Люди здесь жили по ночам, при свете мерцающих ламп и коптилок. На улицах было тихо и безлюдно. Поселки точно вымерли, и лишь чумазая детвора, безодежная, безобувная, тоскливо выглядывала из окон, напоминая новому человеку, что здесь обитают люди. Только в дни получки и оживлялись поселки, да бесшабашно было это шахтерское оживление — разгульное, отчаянное.

А надо было жить…

Исходив всю шахту, Чургин к полудню поднялся на-гора и хотел переговорить со штейгером по поводу случившейся накануне задержки выдачи угля. Но едва он вошел в свою контору, как к нему явился стволовой Митрич.

— Я к тебе, Гаврилыч. Доброго здоровья! — обратился он к Чургину, снимая облезлый заячий капелюх и стряхивая с него капли дождя.

— Здорово, Митрич! Присаживайся, — указал Чургин на табурет.
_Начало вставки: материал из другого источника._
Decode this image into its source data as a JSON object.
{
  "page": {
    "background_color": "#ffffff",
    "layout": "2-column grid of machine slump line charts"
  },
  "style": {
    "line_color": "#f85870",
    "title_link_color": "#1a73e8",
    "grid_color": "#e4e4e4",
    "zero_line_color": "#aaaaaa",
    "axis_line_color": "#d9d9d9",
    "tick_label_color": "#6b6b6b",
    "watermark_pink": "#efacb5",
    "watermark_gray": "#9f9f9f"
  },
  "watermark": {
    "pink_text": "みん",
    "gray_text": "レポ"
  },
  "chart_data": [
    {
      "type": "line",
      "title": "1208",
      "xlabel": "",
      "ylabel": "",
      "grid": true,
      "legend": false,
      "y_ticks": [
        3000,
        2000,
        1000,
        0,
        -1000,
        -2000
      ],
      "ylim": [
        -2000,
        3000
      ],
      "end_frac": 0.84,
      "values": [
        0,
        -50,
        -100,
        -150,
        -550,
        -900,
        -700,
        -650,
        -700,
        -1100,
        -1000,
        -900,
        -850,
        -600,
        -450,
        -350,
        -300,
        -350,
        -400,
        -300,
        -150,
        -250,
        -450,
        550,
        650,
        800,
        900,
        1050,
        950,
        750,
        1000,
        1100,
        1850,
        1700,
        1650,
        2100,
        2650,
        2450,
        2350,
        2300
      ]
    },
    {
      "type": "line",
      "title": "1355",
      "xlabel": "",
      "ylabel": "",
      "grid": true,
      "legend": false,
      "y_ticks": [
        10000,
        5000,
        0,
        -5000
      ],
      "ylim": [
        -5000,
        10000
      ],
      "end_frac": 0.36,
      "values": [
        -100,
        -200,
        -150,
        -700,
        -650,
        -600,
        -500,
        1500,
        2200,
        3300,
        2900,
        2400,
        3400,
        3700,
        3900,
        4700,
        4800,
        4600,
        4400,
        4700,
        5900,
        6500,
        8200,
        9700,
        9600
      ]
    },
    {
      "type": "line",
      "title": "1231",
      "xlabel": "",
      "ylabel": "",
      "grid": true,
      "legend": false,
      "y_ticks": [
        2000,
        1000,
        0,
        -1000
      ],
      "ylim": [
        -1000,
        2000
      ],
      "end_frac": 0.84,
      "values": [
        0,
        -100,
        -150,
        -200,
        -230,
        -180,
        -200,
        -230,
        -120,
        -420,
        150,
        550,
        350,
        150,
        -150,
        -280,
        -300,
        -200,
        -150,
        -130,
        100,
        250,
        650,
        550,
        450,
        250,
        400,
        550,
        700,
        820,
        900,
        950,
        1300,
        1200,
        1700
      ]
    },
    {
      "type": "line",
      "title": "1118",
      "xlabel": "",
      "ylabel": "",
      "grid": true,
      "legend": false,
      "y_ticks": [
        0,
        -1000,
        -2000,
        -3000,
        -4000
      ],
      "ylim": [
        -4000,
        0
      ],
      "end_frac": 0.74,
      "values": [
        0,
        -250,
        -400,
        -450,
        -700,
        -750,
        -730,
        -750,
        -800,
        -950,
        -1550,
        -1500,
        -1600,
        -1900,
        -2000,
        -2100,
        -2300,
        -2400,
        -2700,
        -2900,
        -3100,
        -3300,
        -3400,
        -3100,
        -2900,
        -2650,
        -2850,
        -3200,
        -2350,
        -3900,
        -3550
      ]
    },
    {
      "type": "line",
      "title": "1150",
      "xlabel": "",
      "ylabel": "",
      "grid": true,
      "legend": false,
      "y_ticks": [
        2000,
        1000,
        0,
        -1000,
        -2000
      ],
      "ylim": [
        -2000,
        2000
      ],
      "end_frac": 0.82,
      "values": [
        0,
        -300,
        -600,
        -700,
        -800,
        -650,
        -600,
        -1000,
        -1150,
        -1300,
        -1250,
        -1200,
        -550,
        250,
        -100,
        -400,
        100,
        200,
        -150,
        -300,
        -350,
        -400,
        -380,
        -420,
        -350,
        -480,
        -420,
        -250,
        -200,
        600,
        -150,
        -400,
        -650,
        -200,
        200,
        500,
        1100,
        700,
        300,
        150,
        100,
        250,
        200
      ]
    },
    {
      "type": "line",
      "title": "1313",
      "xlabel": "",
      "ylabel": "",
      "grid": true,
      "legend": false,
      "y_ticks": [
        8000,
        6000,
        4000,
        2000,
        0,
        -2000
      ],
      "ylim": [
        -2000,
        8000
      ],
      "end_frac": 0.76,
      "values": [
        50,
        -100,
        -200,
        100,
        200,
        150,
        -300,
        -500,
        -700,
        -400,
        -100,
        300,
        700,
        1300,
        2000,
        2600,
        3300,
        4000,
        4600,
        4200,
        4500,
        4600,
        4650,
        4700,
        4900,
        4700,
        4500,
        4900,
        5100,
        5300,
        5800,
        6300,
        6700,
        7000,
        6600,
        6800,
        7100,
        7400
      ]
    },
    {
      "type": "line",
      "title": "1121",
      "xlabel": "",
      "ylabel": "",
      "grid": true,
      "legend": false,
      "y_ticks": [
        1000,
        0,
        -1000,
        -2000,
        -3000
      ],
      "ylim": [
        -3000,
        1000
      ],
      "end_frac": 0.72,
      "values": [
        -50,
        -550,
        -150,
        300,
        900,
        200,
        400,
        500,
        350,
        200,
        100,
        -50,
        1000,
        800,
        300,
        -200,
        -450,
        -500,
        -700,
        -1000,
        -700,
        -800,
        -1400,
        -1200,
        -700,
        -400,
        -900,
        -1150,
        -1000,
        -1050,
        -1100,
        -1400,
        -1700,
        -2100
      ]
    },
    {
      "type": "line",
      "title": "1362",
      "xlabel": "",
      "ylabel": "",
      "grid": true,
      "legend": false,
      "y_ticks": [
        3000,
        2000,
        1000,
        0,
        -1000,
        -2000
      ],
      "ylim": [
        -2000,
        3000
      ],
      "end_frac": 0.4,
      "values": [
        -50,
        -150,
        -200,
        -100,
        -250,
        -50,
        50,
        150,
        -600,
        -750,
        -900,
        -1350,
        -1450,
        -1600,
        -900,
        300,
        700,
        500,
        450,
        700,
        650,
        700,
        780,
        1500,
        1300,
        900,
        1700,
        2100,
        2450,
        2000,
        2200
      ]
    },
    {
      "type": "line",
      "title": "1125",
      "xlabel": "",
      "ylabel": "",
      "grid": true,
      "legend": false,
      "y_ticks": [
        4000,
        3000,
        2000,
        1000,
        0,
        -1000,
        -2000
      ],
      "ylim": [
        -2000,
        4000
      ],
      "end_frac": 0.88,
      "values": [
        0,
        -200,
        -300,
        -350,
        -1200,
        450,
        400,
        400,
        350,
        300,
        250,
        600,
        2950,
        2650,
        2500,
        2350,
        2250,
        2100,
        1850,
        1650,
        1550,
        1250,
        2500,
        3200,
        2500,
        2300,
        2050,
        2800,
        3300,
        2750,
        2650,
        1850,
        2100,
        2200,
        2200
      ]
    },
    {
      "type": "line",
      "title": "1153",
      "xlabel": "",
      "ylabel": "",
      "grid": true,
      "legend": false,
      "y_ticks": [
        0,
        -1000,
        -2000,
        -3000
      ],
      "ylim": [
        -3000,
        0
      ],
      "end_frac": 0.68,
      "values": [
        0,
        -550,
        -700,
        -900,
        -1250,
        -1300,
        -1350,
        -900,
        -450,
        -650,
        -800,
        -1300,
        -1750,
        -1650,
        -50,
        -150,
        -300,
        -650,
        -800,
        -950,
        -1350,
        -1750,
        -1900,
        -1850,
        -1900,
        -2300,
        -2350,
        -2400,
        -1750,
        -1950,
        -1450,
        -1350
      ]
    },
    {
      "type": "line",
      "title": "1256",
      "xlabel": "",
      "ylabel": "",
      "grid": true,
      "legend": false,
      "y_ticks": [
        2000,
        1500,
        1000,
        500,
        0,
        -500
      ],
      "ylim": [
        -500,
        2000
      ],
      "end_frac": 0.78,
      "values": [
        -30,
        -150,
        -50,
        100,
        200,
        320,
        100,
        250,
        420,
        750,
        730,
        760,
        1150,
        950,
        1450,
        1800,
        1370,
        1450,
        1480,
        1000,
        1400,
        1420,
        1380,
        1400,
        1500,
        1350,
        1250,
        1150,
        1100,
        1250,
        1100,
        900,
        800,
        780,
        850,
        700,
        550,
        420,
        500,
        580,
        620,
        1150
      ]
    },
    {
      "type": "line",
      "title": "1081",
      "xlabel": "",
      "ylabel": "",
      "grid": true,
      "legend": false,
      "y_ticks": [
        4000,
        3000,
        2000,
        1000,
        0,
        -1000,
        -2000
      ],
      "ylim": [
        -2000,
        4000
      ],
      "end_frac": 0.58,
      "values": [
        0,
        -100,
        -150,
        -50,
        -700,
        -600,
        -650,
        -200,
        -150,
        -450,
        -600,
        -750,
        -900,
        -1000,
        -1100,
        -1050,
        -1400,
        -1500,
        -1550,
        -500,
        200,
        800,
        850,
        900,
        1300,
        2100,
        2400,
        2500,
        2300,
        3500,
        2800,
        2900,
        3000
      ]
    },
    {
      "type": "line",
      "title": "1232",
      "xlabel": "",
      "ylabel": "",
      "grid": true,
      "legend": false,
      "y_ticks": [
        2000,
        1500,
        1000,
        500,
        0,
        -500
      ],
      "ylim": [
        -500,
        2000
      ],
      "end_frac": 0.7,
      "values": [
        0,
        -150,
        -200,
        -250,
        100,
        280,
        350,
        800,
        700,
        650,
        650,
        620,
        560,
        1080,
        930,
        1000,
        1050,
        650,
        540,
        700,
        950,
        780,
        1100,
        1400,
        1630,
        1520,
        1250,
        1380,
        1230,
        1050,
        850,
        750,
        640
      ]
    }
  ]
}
Митрич был встревожен. Надев капелюх, он подвинул табурет ближе к столу, старчески устало сел на него и достал кожаную сумочку с табаком. С бороды его стекали капли воды, падали на табак, а он даже не замечал этого.

Он работал от конторы, считался опытным стволовым. Но вот произошла заминка с выдачей угля, в чем он был меньше всего повинен, и штейгер распорядился уволить его.

— Ну, что будем делать, Гаврилыч? — негромко спросил Митрич, медленно крутя козью ножку. — Иван Николаич все свалил на меня, велел расчет выписать.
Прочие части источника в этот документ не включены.